Ao inconsciente, como relicário das memórias ancestrais, está ligado o culto nostálgico da idade heroica e da Mutterland perdida. Os Irmãos Grimm lançaram um movimento linguístico e literário que depois acompanhou toda a evolução do romantismo e nutriu o culto das grandes nostalgias e das grandes façanhas. O movimento de ressurreição da Idade Média, iniciado na época do Sturm und Drang, e do qual Goethe participou, teve, na Alemanha, um forte aspecto nacionalista, que assumiu a sua plenitude com os Irmãos Grimm. A Gramática Alemã, a História da Língua Alemã, a Mitologia Alemã foram escritas por Jacob Grimm; a reconstituição das lendas heroicas germânicas, inclusive a Rolandslied, se deve a Wilhelm Grimm. O resultado foi a introdução do método histórico no estudo da gramática e a revitalização de todas as antiguidades e lendas germânicas: Foi como a ressurreição das fontes da língua, que retornou ao presente com todas as lendas e contos populares a que deu forma. Juntos, os Irmãos Grimm começaram um gigantesco Dicionário da Língua Alemã, cuja preocupação era restabelecer os antigos radicais germânicos, expurgando os termos de procedência estrangeira [8]. Este movimento, associado à ideia do inconsciente popular, portador das antigas tradições, teve enorme importância para o nacionalismo cultural.
A imagem da comunidade primordial, os deuses pré-cristãos, o Walhalla, Wotan e Thor, os heróis legendários, a árvore Ygdrasil, o sopro e a tempestade das grandes florestas, tudo o que retomou sua forma na música wagneriana, são tesouros do inconsciente do Volk. Os deuses, ardentemente chamados por Hölderlin , voltaram efetivamente com Wagner. Em Wagner, mais do que em Schubert, Beethoven e Brahms, a música se explicitou como linguagem específica do inconsciente nacional. A música não tem, como a linguagem falada, um conjunto de significados mais ou menos delimitados, conscientes e lógicos; a música irrompe do inconsciente mais profundo, trazendo consigo a nostalgia, a evocação, os transes emocionais inexplicáveis^ a música evoca as matrizes originais. Por isso, mais do que a linguagem falada, a música se apresentou muitas vezes aos românticos como a efusão direta da sua Urquelle.

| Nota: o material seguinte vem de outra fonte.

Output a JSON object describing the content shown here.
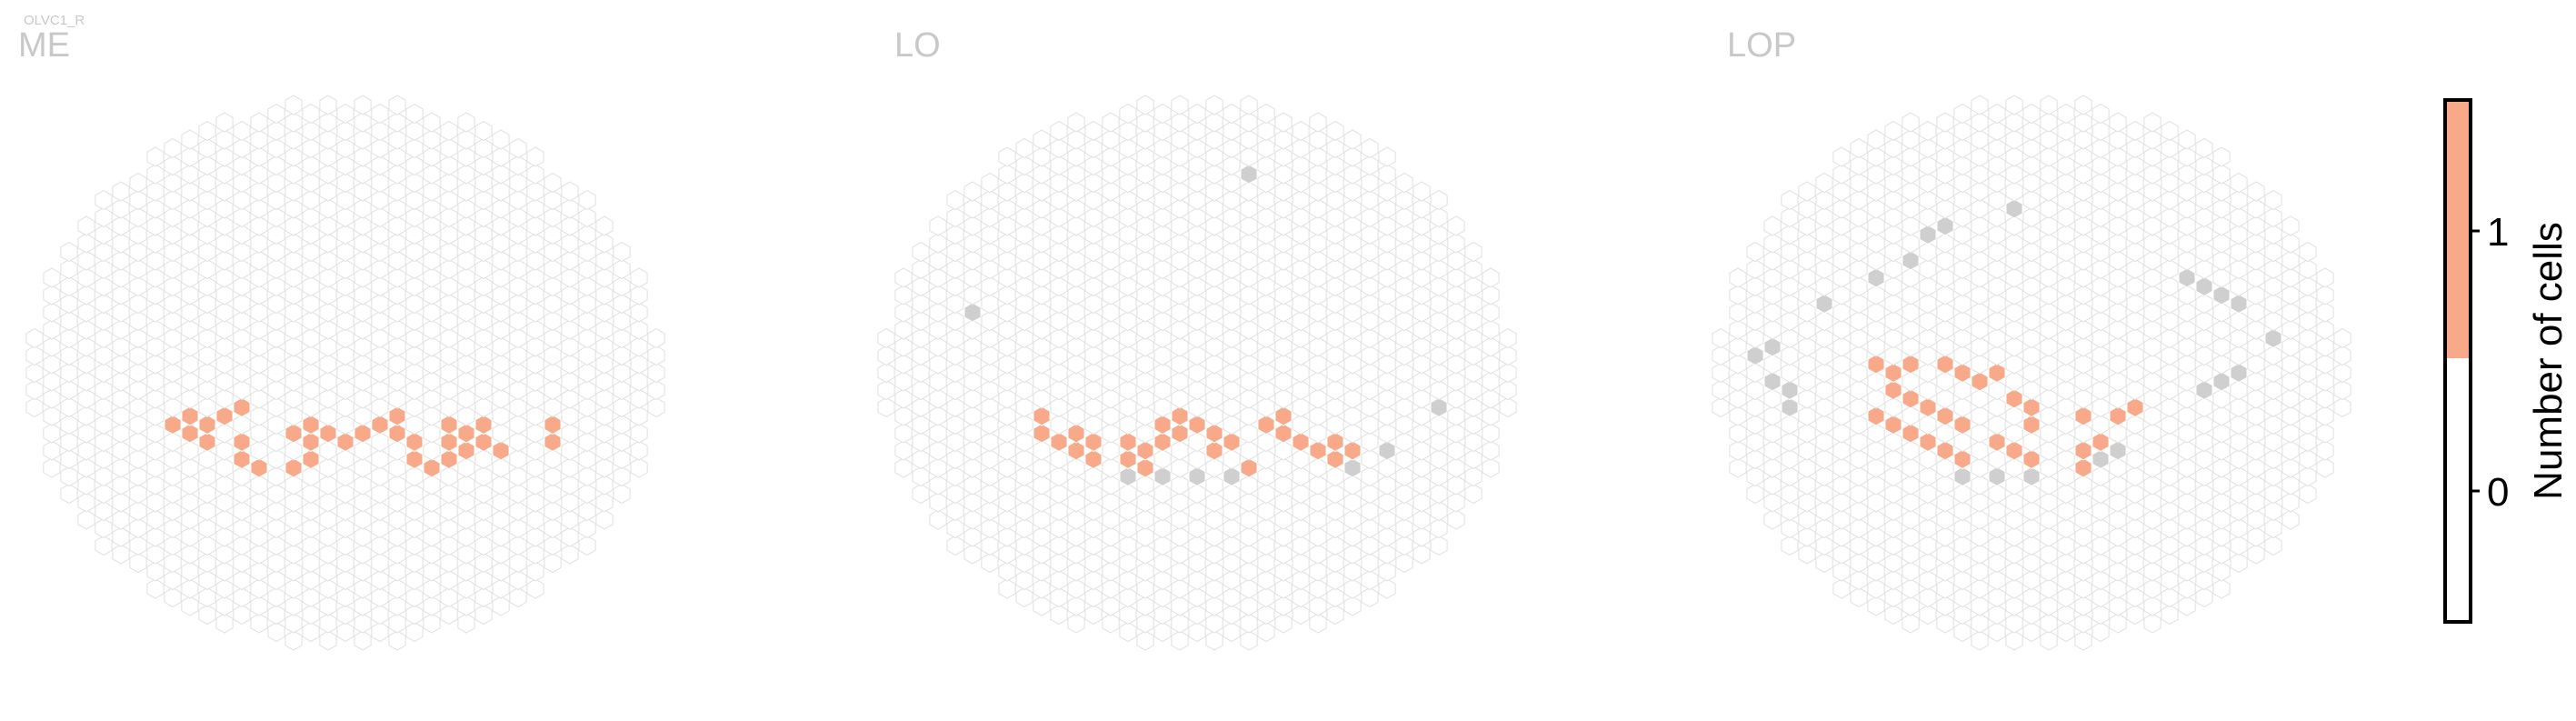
{
  "cell_type_label": "OLVC1_R",
  "colors": {
    "count_1": "#f7a98a",
    "count_0": "#ffffff",
    "hex_outline": "#e2e2e2",
    "outside_column": "#cfcfcf"
  },
  "colorbar": {
    "label": "Number of cells",
    "ticks": [
      "0",
      "1"
    ]
  },
  "chart_data": {
    "type": "heatmap",
    "layout": "hexagonal-grid",
    "panels": [
      {
        "name": "ME",
        "count_1_cells": [
          [
            -10,
            -5
          ],
          [
            -9,
            -5
          ],
          [
            -9,
            -6
          ],
          [
            -10,
            -6
          ],
          [
            -10,
            -7
          ],
          [
            -9,
            -7
          ],
          [
            -9,
            -8
          ],
          [
            -8,
            -5
          ],
          [
            -8,
            -6
          ],
          [
            -8,
            -7
          ],
          [
            -8,
            -8
          ],
          [
            -7,
            -4
          ],
          [
            -7,
            -5
          ],
          [
            -7,
            -6
          ],
          [
            -6,
            -4
          ],
          [
            -6,
            -7
          ],
          [
            -6,
            -8
          ],
          [
            -6,
            -9
          ],
          [
            -6,
            -10
          ],
          [
            -5,
            -10
          ],
          [
            -5,
            -11
          ],
          [
            -4,
            -11
          ],
          [
            -3,
            -11
          ],
          [
            -2,
            -10
          ],
          [
            -4,
            -7
          ],
          [
            -3,
            -7
          ],
          [
            -3,
            -6
          ],
          [
            -2,
            -6
          ],
          [
            -2,
            -7
          ],
          [
            -2,
            -8
          ],
          [
            -2,
            -9
          ],
          [
            -1,
            -7
          ],
          [
            -1,
            -8
          ],
          [
            0,
            -7
          ],
          [
            0,
            -8
          ],
          [
            -1,
            -10
          ],
          [
            0,
            -11
          ],
          [
            1,
            -6
          ],
          [
            1,
            -7
          ],
          [
            2,
            -6
          ],
          [
            2,
            -5
          ],
          [
            3,
            -5
          ],
          [
            3,
            -6
          ],
          [
            3,
            -7
          ],
          [
            3,
            -8
          ],
          [
            4,
            -8
          ],
          [
            4,
            -9
          ],
          [
            3,
            -10
          ],
          [
            4,
            -10
          ],
          [
            5,
            -10
          ],
          [
            5,
            -11
          ],
          [
            6,
            -11
          ],
          [
            6,
            -10
          ],
          [
            6,
            -8
          ],
          [
            7,
            -8
          ],
          [
            7,
            -7
          ],
          [
            6,
            -6
          ],
          [
            7,
            -6
          ],
          [
            8,
            -6
          ],
          [
            8,
            -7
          ],
          [
            8,
            -8
          ],
          [
            7,
            -9
          ],
          [
            7,
            -10
          ],
          [
            9,
            -9
          ],
          [
            10,
            -9
          ],
          [
            11,
            -8
          ],
          [
            12,
            -8
          ],
          [
            12,
            -7
          ],
          [
            12,
            -6
          ],
          [
            12,
            -5
          ],
          [
            11,
            -4
          ]
        ],
        "outside_cells": []
      },
      {
        "name": "LO",
        "count_1_cells": [
          [
            -10,
            -5
          ],
          [
            -9,
            -5
          ],
          [
            -9,
            -6
          ],
          [
            -10,
            -7
          ],
          [
            -9,
            -7
          ],
          [
            -8,
            -8
          ],
          [
            -7,
            -6
          ],
          [
            -7,
            -7
          ],
          [
            -7,
            -8
          ],
          [
            -7,
            -9
          ],
          [
            -6,
            -7
          ],
          [
            -6,
            -8
          ],
          [
            -6,
            -9
          ],
          [
            -6,
            -10
          ],
          [
            -4,
            -8
          ],
          [
            -4,
            -9
          ],
          [
            -4,
            -10
          ],
          [
            -3,
            -9
          ],
          [
            -3,
            -10
          ],
          [
            -3,
            -11
          ],
          [
            -2,
            -8
          ],
          [
            -2,
            -7
          ],
          [
            -2,
            -6
          ],
          [
            -1,
            -7
          ],
          [
            -1,
            -5
          ],
          [
            0,
            -6
          ],
          [
            0,
            -5
          ],
          [
            1,
            -6
          ],
          [
            1,
            -7
          ],
          [
            2,
            -7
          ],
          [
            2,
            -8
          ],
          [
            2,
            -9
          ],
          [
            1,
            -9
          ],
          [
            1,
            -10
          ],
          [
            2,
            -11
          ],
          [
            3,
            -10
          ],
          [
            3,
            -11
          ],
          [
            4,
            -7
          ],
          [
            5,
            -7
          ],
          [
            5,
            -6
          ],
          [
            5,
            -5
          ],
          [
            4,
            -6
          ],
          [
            6,
            -8
          ],
          [
            7,
            -8
          ],
          [
            8,
            -7
          ],
          [
            8,
            -8
          ],
          [
            8,
            -9
          ],
          [
            9,
            -9
          ],
          [
            9,
            -10
          ],
          [
            8,
            -10
          ],
          [
            7,
            -9
          ]
        ],
        "outside_cells": [
          [
            -9,
            -6
          ],
          [
            -6,
            -11
          ],
          [
            -5,
            -12
          ],
          [
            -4,
            -12
          ],
          [
            -3,
            -12
          ],
          [
            -2,
            -12
          ],
          [
            -1,
            -12
          ],
          [
            0,
            -12
          ],
          [
            1,
            -12
          ],
          [
            2,
            -12
          ],
          [
            3,
            -12
          ],
          [
            9,
            -11
          ],
          [
            10,
            -11
          ],
          [
            11,
            -10
          ],
          [
            11,
            -9
          ],
          [
            12,
            -7
          ],
          [
            13,
            -6
          ],
          [
            14,
            -4
          ],
          [
            -16,
            1
          ],
          [
            -13,
            7
          ],
          [
            -7,
            16
          ],
          [
            -6,
            17
          ],
          [
            3,
            23
          ],
          [
            6,
            21
          ]
        ]
      },
      {
        "name": "LOP",
        "count_1_cells": [
          [
            -9,
            1
          ],
          [
            -8,
            1
          ],
          [
            -8,
            0
          ],
          [
            -7,
            1
          ],
          [
            -7,
            0
          ],
          [
            -6,
            1
          ],
          [
            -5,
            1
          ],
          [
            -4,
            0
          ],
          [
            -4,
            1
          ],
          [
            -3,
            0
          ],
          [
            -3,
            -1
          ],
          [
            -2,
            0
          ],
          [
            -9,
            -2
          ],
          [
            -8,
            -2
          ],
          [
            -7,
            -3
          ],
          [
            -7,
            -4
          ],
          [
            -6,
            -3
          ],
          [
            -6,
            -4
          ],
          [
            -6,
            -5
          ],
          [
            -5,
            -4
          ],
          [
            -5,
            -5
          ],
          [
            -5,
            -6
          ],
          [
            -4,
            -5
          ],
          [
            -4,
            -6
          ],
          [
            -4,
            -7
          ],
          [
            -10,
            -5
          ],
          [
            -9,
            -5
          ],
          [
            -9,
            -6
          ],
          [
            -8,
            -6
          ],
          [
            -8,
            -7
          ],
          [
            -7,
            -7
          ],
          [
            -7,
            -8
          ],
          [
            -6,
            -7
          ],
          [
            -6,
            -8
          ],
          [
            -6,
            -9
          ],
          [
            -5,
            -8
          ],
          [
            -5,
            -9
          ],
          [
            -5,
            -10
          ],
          [
            -4,
            -9
          ],
          [
            -4,
            -10
          ],
          [
            -2,
            -3
          ],
          [
            -1,
            -3
          ],
          [
            -1,
            -4
          ],
          [
            0,
            -3
          ],
          [
            0,
            -4
          ],
          [
            1,
            -4
          ],
          [
            -2,
            -5
          ],
          [
            -1,
            -6
          ],
          [
            0,
            -6
          ],
          [
            1,
            -6
          ],
          [
            2,
            -7
          ],
          [
            -3,
            -8
          ],
          [
            -2,
            -8
          ],
          [
            -2,
            -9
          ],
          [
            -1,
            -9
          ],
          [
            -1,
            -10
          ],
          [
            0,
            -10
          ],
          [
            0,
            -11
          ],
          [
            1,
            -10
          ],
          [
            3,
            -4
          ],
          [
            3,
            -5
          ],
          [
            3,
            -6
          ],
          [
            4,
            -5
          ],
          [
            5,
            -5
          ],
          [
            6,
            -4
          ],
          [
            2,
            -9
          ],
          [
            3,
            -9
          ],
          [
            4,
            -8
          ],
          [
            3,
            -11
          ]
        ],
        "outside_cells": [
          [
            -15,
            0
          ],
          [
            -15,
            -1
          ],
          [
            -15,
            -2
          ],
          [
            -14,
            -2
          ],
          [
            -14,
            -3
          ],
          [
            -16,
            1
          ],
          [
            -16,
            2
          ],
          [
            -15,
            3
          ],
          [
            -15,
            4
          ],
          [
            -14,
            5
          ],
          [
            -13,
            6
          ],
          [
            -12,
            7
          ],
          [
            -12,
            8
          ],
          [
            -11,
            8
          ],
          [
            -10,
            9
          ],
          [
            -9,
            10
          ],
          [
            -9,
            11
          ],
          [
            -8,
            11
          ],
          [
            -7,
            12
          ],
          [
            -7,
            13
          ],
          [
            -6,
            16
          ],
          [
            -5,
            17
          ],
          [
            -3,
            18
          ],
          [
            -1,
            19
          ],
          [
            1,
            18
          ],
          [
            2,
            17
          ],
          [
            6,
            15
          ],
          [
            8,
            13
          ],
          [
            9,
            11
          ],
          [
            10,
            10
          ],
          [
            11,
            9
          ],
          [
            12,
            8
          ],
          [
            12,
            7
          ],
          [
            13,
            6
          ],
          [
            14,
            4
          ],
          [
            14,
            3
          ],
          [
            13,
            2
          ],
          [
            12,
            1
          ],
          [
            12,
            0
          ],
          [
            11,
            -1
          ],
          [
            10,
            -2
          ],
          [
            10,
            -3
          ],
          [
            9,
            -4
          ],
          [
            8,
            -5
          ],
          [
            7,
            -6
          ],
          [
            5,
            -9
          ],
          [
            4,
            -10
          ],
          [
            2,
            -11
          ],
          [
            1,
            -12
          ],
          [
            0,
            -12
          ],
          [
            -1,
            -12
          ],
          [
            -2,
            -12
          ],
          [
            -3,
            -12
          ],
          [
            -4,
            -12
          ],
          [
            -5,
            -12
          ],
          [
            -6,
            -11
          ],
          [
            -7,
            -10
          ],
          [
            -8,
            -9
          ],
          [
            -9,
            -8
          ],
          [
            -10,
            -7
          ],
          [
            -11,
            -6
          ],
          [
            -12,
            -5
          ],
          [
            -13,
            -4
          ],
          [
            -14,
            -4
          ]
        ]
      }
    ]
  }
}
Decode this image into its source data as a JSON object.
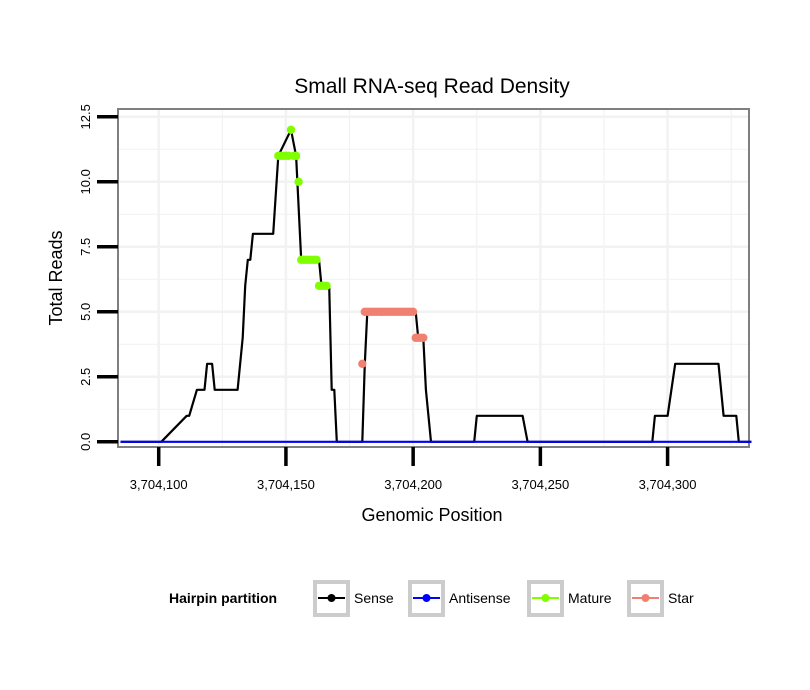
{
  "chart_data": {
    "type": "line",
    "title": "Small RNA-seq Read Density",
    "xlabel": "Genomic Position",
    "ylabel": "Total Reads",
    "xlim": [
      3704084,
      3704332
    ],
    "ylim": [
      -0.2,
      12.8
    ],
    "x_ticks": [
      3704100,
      3704150,
      3704200,
      3704250,
      3704300
    ],
    "x_tick_labels": [
      "3,704,100",
      "3,704,150",
      "3,704,200",
      "3,704,250",
      "3,704,300"
    ],
    "y_ticks": [
      0,
      2.5,
      5,
      7.5,
      10,
      12.5
    ],
    "y_tick_labels": [
      "0.0",
      "2.5",
      "5.0",
      "7.5",
      "10.0",
      "12.5"
    ],
    "grid": true,
    "legend": {
      "title": "Hairpin partition",
      "position": "bottom",
      "entries": [
        "Sense",
        "Antisense",
        "Mature",
        "Star"
      ]
    },
    "colors": {
      "sense": "#000000",
      "antisense": "#0000ff",
      "mature": "#7fff00",
      "star": "#f08070",
      "panel_border": "#7f7f7f",
      "grid": "#f2f2f2"
    },
    "series": [
      {
        "name": "Sense",
        "style": "line",
        "x": [
          3704085,
          3704101,
          3704111,
          3704112,
          3704115,
          3704116,
          3704118,
          3704119,
          3704121,
          3704122,
          3704129,
          3704131,
          3704133,
          3704134,
          3704135,
          3704136,
          3704137,
          3704145,
          3704147,
          3704152,
          3704154,
          3704156,
          3704163,
          3704164,
          3704167,
          3704168,
          3704169,
          3704170,
          3704180,
          3704181,
          3704182,
          3704200,
          3704201,
          3704202,
          3704204,
          3704205,
          3704207,
          3704224,
          3704225,
          3704243,
          3704245,
          3704294,
          3704295,
          3704299,
          3704300,
          3704303,
          3704304,
          3704320,
          3704322,
          3704327,
          3704328,
          3704333
        ],
        "y": [
          0,
          0,
          1,
          1,
          2,
          2,
          2,
          3,
          3,
          2,
          2,
          2,
          4,
          6,
          7,
          7,
          8,
          8,
          11,
          12,
          11,
          7,
          7,
          6,
          6,
          2,
          2,
          0,
          0,
          3,
          5,
          5,
          5,
          4,
          4,
          2,
          0,
          0,
          1,
          1,
          0,
          0,
          1,
          1,
          1,
          3,
          3,
          3,
          1,
          1,
          0,
          0
        ]
      },
      {
        "name": "Antisense",
        "style": "line",
        "x": [
          3704085,
          3704333
        ],
        "y": [
          0,
          0
        ]
      },
      {
        "name": "Mature",
        "style": "points",
        "x": [
          3704147,
          3704148,
          3704149,
          3704150,
          3704151,
          3704152,
          3704153,
          3704154,
          3704155,
          3704156,
          3704157,
          3704158,
          3704159,
          3704160,
          3704161,
          3704162,
          3704163,
          3704164,
          3704165,
          3704166
        ],
        "y": [
          11,
          11,
          11,
          11,
          11,
          12,
          11,
          11,
          10,
          7,
          7,
          7,
          7,
          7,
          7,
          7,
          6,
          6,
          6,
          6
        ]
      },
      {
        "name": "Star",
        "style": "points",
        "x": [
          3704180,
          3704181,
          3704182,
          3704183,
          3704184,
          3704185,
          3704186,
          3704187,
          3704188,
          3704189,
          3704190,
          3704191,
          3704192,
          3704193,
          3704194,
          3704195,
          3704196,
          3704197,
          3704198,
          3704199,
          3704200,
          3704201,
          3704202,
          3704203,
          3704204
        ],
        "y": [
          3,
          5,
          5,
          5,
          5,
          5,
          5,
          5,
          5,
          5,
          5,
          5,
          5,
          5,
          5,
          5,
          5,
          5,
          5,
          5,
          5,
          4,
          4,
          4,
          4
        ]
      }
    ]
  }
}
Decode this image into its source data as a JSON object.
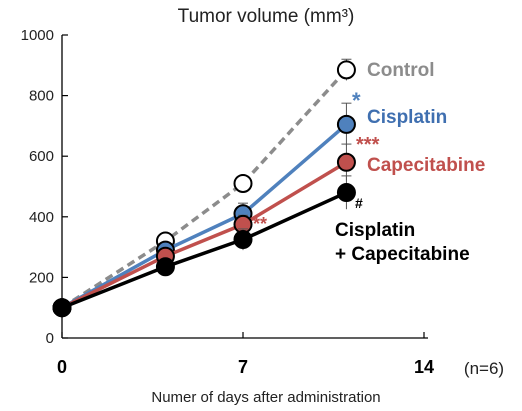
{
  "chart_data": {
    "type": "line",
    "title": "Tumor volume (mm³)",
    "xlabel": "Numer of days after administration",
    "ylabel": "",
    "note": "(n=6)",
    "xlim": [
      0,
      14
    ],
    "ylim": [
      0,
      1000
    ],
    "x_ticks": [
      0,
      7,
      14
    ],
    "y_ticks": [
      0,
      200,
      400,
      600,
      800,
      1000
    ],
    "grid": false,
    "legend": "inline-right",
    "series": [
      {
        "name": "Control",
        "color": "#8c8c8c",
        "style": "dashed",
        "marker_fill": "#ffffff",
        "x": [
          0,
          4,
          7,
          11
        ],
        "y": [
          100,
          320,
          510,
          885
        ],
        "err": [
          0,
          20,
          20,
          35
        ],
        "label_lines": [
          "Control"
        ],
        "label_color": "#8c8c8c",
        "significance": ""
      },
      {
        "name": "Cisplatin",
        "color": "#4f81bd",
        "style": "solid",
        "marker_fill": "#4f81bd",
        "x": [
          0,
          4,
          7,
          11
        ],
        "y": [
          100,
          290,
          410,
          705
        ],
        "err": [
          0,
          20,
          35,
          70
        ],
        "label_lines": [
          "Cisplatin"
        ],
        "label_color": "#3f6fb0",
        "significance": "*",
        "significance_color": "#4f81bd"
      },
      {
        "name": "Capecitabine",
        "color": "#c0504d",
        "style": "solid",
        "marker_fill": "#c0504d",
        "x": [
          0,
          4,
          7,
          11
        ],
        "y": [
          100,
          270,
          375,
          580
        ],
        "err": [
          0,
          20,
          30,
          60
        ],
        "label_lines": [
          "Capecitabine"
        ],
        "label_color": "#c0504d",
        "significance": "***",
        "significance_color": "#c0504d",
        "significance_day7": "**"
      },
      {
        "name": "Cisplatin + Capecitabine",
        "color": "#000000",
        "style": "solid",
        "marker_fill": "#000000",
        "x": [
          0,
          4,
          7,
          11
        ],
        "y": [
          100,
          235,
          325,
          480
        ],
        "err": [
          0,
          20,
          35,
          55
        ],
        "label_lines": [
          "Cisplatin",
          "+ Capecitabine"
        ],
        "label_color": "#000000",
        "significance": "#",
        "significance_color": "#000000"
      }
    ]
  }
}
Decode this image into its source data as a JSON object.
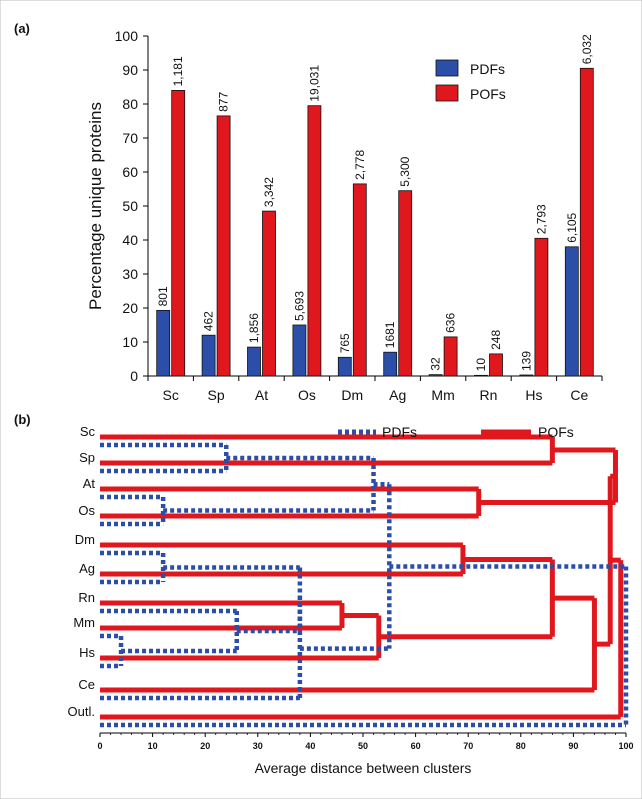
{
  "panel_a_label": "(a)",
  "panel_b_label": "(b)",
  "chart_data": [
    {
      "type": "bar",
      "categories": [
        "Sc",
        "Sp",
        "At",
        "Os",
        "Dm",
        "Ag",
        "Mm",
        "Rn",
        "Hs",
        "Ce"
      ],
      "ylabel": "Percentage unique proteins",
      "xlabel": "",
      "ylim": [
        0,
        100
      ],
      "yticks": [
        0,
        10,
        20,
        30,
        40,
        50,
        60,
        70,
        80,
        90,
        100
      ],
      "grid": false,
      "legend": "top-right",
      "series": [
        {
          "name": "PDFs",
          "color": "#2b4fa8",
          "values": [
            19.3,
            12,
            8.5,
            15,
            5.5,
            7,
            0.4,
            0.2,
            0.3,
            38
          ],
          "labels": [
            "801",
            "462",
            "1,856",
            "5,693",
            "765",
            "1681",
            "32",
            "10",
            "139",
            "6,105"
          ]
        },
        {
          "name": "POFs",
          "color": "#e0181e",
          "values": [
            84,
            76.5,
            48.5,
            79.5,
            56.5,
            54.5,
            11.5,
            6.5,
            40.5,
            90.5
          ],
          "labels": [
            "1,181",
            "877",
            "3,342",
            "19,031",
            "2,778",
            "5,300",
            "636",
            "248",
            "2,793",
            "6,032"
          ]
        }
      ]
    },
    {
      "type": "dendrogram",
      "leaves": [
        "Sc",
        "Sp",
        "At",
        "Os",
        "Dm",
        "Ag",
        "Rn",
        "Mm",
        "Hs",
        "Ce",
        "Outl."
      ],
      "xlabel": "Average distance between clusters",
      "xlim": [
        0,
        100
      ],
      "xticks": [
        0,
        10,
        20,
        30,
        40,
        50,
        60,
        70,
        80,
        90,
        100
      ],
      "legend": "top",
      "series": [
        {
          "name": "PDFs",
          "color": "#2b4fa8",
          "style": "dotted",
          "merges": [
            {
              "a": 0,
              "b": 1,
              "height": 24
            },
            {
              "a": 2,
              "b": 3,
              "height": 12
            },
            {
              "a": 11,
              "b": 12,
              "height": 52
            },
            {
              "a": 4,
              "b": 5,
              "height": 12
            },
            {
              "a": 7,
              "b": 8,
              "height": 4
            },
            {
              "a": 6,
              "b": 15,
              "height": 26
            },
            {
              "a": 14,
              "b": 16,
              "height": 38
            },
            {
              "a": 9,
              "b": 17,
              "height": 38
            },
            {
              "a": 13,
              "b": 18,
              "height": 55
            },
            {
              "a": 19,
              "b": 10,
              "height": 100
            }
          ]
        },
        {
          "name": "POFs",
          "color": "#e0181e",
          "style": "solid",
          "merges": [
            {
              "a": 0,
              "b": 1,
              "height": 86
            },
            {
              "a": 2,
              "b": 3,
              "height": 72
            },
            {
              "a": 4,
              "b": 5,
              "height": 69
            },
            {
              "a": 6,
              "b": 7,
              "height": 46
            },
            {
              "a": 14,
              "b": 8,
              "height": 53
            },
            {
              "a": 13,
              "b": 15,
              "height": 86
            },
            {
              "a": 16,
              "b": 9,
              "height": 94
            },
            {
              "a": 11,
              "b": 12,
              "height": 98
            },
            {
              "a": 18,
              "b": 17,
              "height": 97
            },
            {
              "a": 19,
              "b": 10,
              "height": 99
            }
          ]
        }
      ]
    }
  ]
}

O tesouro encontrado por Siegfried na caverna subterrânea é a imagem da riqueza sepulta no inconsciente; os anões que guardavam o tesouro petrificaram-se, assim como nas torrentes do movimento emocional se petrificam os obstáculos conscientes à revelação das vivências profundas. E cada povo, segundo os românticos, se encontra e se manifesta a si mesmo, quando descobre esse tesouro oculto no seu inconsciente.
[8] Esse gigantesco Dicionário, começado pelos Irmãos Grimm, foi terminado em 1961, depois de cem anos de trabalho e colaboração de várias gerações. Compõe-se de 32 volumes, redigidos na linha da inspiração original.